Often these victims are marked with a tattoo on their forehead, eyelid, cheek, or fingers. 

“Children are marked differently — they have their captor’s initials on them,” Lannigan said. “I went to a meeting about local sex-trafficking in the state and was shocked at how prevalent it is … There are local hotels in Lancaster County where this is happening. Some kids are snatched or kidnapped, some are preyed upon. At Ultra Med Spa, survivors can call us if they have been a victim of sex trafficking, and we will remove the tattoo for free.”

Although not the removal of a survivor tattoo, Lannigan shows the progression of a tattoo removal.

Always wanting to give back, Lannigan once started a nonprofit cheering squad with a friend because “we were signing our daughter up for cheering, and there were multiple families that could not afford the fee … so we started our own group,” she said. 

There were no fees for uniforms or competitions, but the members of the group had to participate in fundraisers to participate. 

“In turn, we taught them to give back to the community,” she said. 

That giving back included having the squad members perform in various residential nursing homes in the area, the holding of food drives for local families, and putting together baskets for local families in need. 

“That one squad we started with turned into three,” Lannigan said. “We even placed third at nationals!”

Even before she was diagnosed with breast cancer herself, Lannigan also felt a strong calling to help women who were battling cancer.

“Treatment can wreak havoc on the skin,” she said. “It can make women mentally sad that their appearance has been affected … plus a facial is relaxing and feels good.” 

So she and two other aestheticians went to a facility on the West Shore and provided facials for women from a cancer support group where “every single one of them either cried or hugged us and thanked us … saying they had not been that relaxed or felt that good in months.”

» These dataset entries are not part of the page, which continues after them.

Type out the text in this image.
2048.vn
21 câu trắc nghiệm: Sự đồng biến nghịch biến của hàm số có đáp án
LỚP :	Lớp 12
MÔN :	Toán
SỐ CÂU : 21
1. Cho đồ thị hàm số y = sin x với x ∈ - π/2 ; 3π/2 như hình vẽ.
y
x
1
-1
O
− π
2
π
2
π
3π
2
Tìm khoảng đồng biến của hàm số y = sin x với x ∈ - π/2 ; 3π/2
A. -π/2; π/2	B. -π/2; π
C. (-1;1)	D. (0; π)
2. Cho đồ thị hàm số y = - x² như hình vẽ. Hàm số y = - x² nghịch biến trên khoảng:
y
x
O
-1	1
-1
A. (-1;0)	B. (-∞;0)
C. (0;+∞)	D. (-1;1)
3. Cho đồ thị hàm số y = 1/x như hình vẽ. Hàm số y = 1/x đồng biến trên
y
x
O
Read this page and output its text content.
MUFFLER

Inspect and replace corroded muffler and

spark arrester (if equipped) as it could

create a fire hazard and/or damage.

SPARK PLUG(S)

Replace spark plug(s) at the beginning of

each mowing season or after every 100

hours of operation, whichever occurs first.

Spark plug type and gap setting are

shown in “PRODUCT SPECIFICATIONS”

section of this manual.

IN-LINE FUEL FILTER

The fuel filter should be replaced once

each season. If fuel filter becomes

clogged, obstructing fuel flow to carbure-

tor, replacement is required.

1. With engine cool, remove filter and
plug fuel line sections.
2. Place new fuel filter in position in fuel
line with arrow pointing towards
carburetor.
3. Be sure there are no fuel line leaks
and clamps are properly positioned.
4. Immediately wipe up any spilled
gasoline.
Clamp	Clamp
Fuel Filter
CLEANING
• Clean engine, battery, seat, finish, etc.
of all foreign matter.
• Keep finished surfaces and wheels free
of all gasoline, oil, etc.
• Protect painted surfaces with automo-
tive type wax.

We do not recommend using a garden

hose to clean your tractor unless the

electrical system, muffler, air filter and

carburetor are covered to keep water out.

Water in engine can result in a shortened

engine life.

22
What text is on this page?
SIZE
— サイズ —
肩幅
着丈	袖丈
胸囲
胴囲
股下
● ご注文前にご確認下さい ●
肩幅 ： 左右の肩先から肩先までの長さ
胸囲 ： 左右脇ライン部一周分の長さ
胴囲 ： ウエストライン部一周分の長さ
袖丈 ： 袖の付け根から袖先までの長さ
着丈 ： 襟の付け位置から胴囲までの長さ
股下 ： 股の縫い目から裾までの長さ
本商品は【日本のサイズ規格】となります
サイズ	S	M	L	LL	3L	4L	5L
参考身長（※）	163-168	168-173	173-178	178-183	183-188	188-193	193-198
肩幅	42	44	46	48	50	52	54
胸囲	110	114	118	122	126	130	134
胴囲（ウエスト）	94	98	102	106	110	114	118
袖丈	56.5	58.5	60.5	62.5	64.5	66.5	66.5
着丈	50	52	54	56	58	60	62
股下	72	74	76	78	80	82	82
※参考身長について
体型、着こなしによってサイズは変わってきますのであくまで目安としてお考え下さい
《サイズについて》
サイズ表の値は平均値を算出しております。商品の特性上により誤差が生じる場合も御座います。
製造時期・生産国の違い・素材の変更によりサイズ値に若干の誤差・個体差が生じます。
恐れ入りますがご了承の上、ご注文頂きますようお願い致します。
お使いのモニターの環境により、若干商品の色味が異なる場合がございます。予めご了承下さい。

Lannigan was providing these treatments right around the time of her own diagnosis, and said when she got in touch with her contact for the event, “she asked me if there was anything wrong,” Lannigan recalls.

“I told her I was just diagnosed with breast cancer. She told me she believed our paths crossed for a reason, and she knew the surgeon I was going to see. She explained to me everything that was going to happen — the group of women that I was treating would become my support group.”

Last year, Lannigan was nominated for the Goodwill Ambassador Award at the Conference for Women, something she said was quite an honor. As someone who has spent her life helping others in so many ways, Lannigan is now learning from her own experience battling cancer that there are many ways in which she can continue to do so. 

“I have recently undergone a double mastectomy with reconstruction surgery,” she said. “I have eight months of immunology possibly with chemo for the next eight months and 32 radiation treatments … but I’m a survivor, so I will beat this.”